Consolidating the vote-counting tied the other efforts together. Instead of a manageable number of ballots being transported to small offices and counted in the immediate presence of observers from both parties, truckloads of ballots were brought to a single location, inevitably resulting in confusion and commingling of ballots from various sources. Securing those ballots from the time they left voters’ hands to the time they were officially counted should have been the top priority of election workers, but it’s not even clear whether there were logs kept identifying which ballots were delivered by which trucks and when. If such logs even exist, they have not been disclosed.
At the same time, election officials claimed that they were adhering to legal requirements that observers be “in the room” during the counting process while using COVID as an excuse for relegating those observers to the “penalty box,” far from the actual counting and curing.
This was particularly egregious when it came to ballot “curing,” a process that actually involves election workers filling out brand new ballots on behalf of voters whose ballots purportedly could not be read by machine. This could have been due to something the voter themselves did, such as spilling coffee on the ballot.

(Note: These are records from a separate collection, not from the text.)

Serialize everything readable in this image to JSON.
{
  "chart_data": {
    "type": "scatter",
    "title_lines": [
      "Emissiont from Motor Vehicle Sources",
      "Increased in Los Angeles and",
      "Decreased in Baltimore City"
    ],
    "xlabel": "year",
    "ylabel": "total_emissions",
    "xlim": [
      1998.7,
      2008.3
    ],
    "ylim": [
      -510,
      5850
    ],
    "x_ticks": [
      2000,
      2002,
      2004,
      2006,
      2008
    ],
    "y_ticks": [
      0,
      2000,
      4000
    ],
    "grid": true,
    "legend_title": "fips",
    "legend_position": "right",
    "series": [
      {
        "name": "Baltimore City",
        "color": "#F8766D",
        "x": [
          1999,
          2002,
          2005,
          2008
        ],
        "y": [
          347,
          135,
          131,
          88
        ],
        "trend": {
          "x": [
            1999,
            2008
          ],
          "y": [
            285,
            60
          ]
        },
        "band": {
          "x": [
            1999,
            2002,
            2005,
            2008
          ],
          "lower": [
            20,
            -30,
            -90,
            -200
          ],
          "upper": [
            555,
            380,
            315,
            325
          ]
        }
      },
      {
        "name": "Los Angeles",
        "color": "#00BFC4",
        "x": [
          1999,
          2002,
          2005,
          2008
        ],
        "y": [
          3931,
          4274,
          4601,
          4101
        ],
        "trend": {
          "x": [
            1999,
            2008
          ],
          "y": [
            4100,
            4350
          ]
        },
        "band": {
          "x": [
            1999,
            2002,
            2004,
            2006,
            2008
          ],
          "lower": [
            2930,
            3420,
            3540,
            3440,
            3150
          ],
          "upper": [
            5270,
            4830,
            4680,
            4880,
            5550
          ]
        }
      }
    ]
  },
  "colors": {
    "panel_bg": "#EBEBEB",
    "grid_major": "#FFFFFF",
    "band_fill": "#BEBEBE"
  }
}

It also could have been due to something that election workers themselves did, such as crumpling ballots to prevent the machines from receiving them, just as a vending machine rejects crumpled bills.
It’s impossible to know exactly what happened, because Republican observers were denied meaningful access to the process — and in some cases literally locked out of the counting rooms while election workers obscured the windows with cardboard.
These election workers, it should be noted, were paid directly by CTCL’s grants. These supposedly impartial arbiters of our electoral process were on Zuckerberg’s payroll.
All of this may sound like the stuff of fiction — the sort of thing one would expect from a cinematic thriller or a spy novel. Sadly, it’s the reality that our country is faced with increasingly aggressive intervention into our electoral process on the part of Big Tech oligarchs and activists with deep pockets and shallow motivations.